Dislessia

L’acquisizione del linguaggio scritto ha consentito ai popoli antichi la creazione di un eccezionale strumento in grado di modificare in maniera efficace e sostanziale, gli elementi fondanti della loro società.

Grazie all’introduzione di questo strumento, ovvero la scrittura, è stato possibile mettere per iscritto atti, codificare regolamenti, leggi e trasmettere alle generazioni successive documenti sacri o testi. Sappiamo che, i processi di acquisizione del linguaggio scritto sono molto differenti rispetto a quelli che consentono l’acquisizione del linguaggio orale, sia di tipo filogenetico che ontogenetico.

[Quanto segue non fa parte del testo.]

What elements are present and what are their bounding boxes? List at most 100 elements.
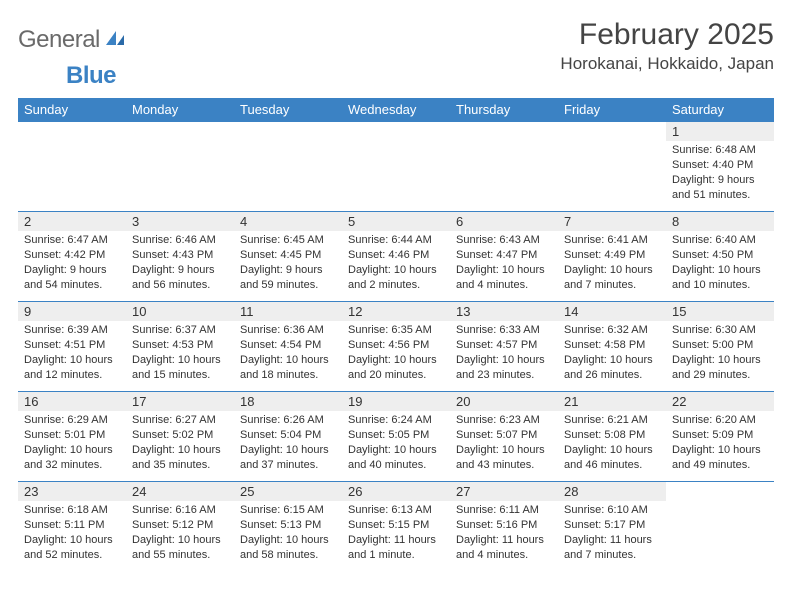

L’acquisizione del linguaggio orale avviene nel corso dello sviluppo cognitivo in maniera automatica, in una fase precoce dello sviluppo infantile, attraverso delle lunghe tappe ordinate e ben distribuite.

Tutto ciò sta a significare che, il linguaggio orale ha una funzione importante e che la sua acquisizione avviene lungo un percorso neuro-funzionale predeterminato geneticamente.



In base alla nostra esperienza, possiamo dedurre che, il linguaggio scritto invece non si fonda su una predisposizione genetica; infatti, basta pensare al fatto che l’invenzione della scrittura risale a non più di 6.000 anni fa, che è un tempo brevissimo per l’evoluzione naturale, e che la maggior parte delle popolazioni umane ha visto l’alfabetizzazione in forma estesa solo nel corso degli ultimi due secoli.

Quindi il linguaggio scritto, a differenza del linguaggio orale, non è acquisito in modo passivo e automatico, ma è volontario e prevede un codice molto più laborioso.

A riprova di quanto detto, sappiamo che ad esempio un bambino che proviene da una cultura in cui non è mai stato esposto al linguaggio scritto, impara a leggere e a scrivere allo stesso modo di un bambino che vi è stato esposto.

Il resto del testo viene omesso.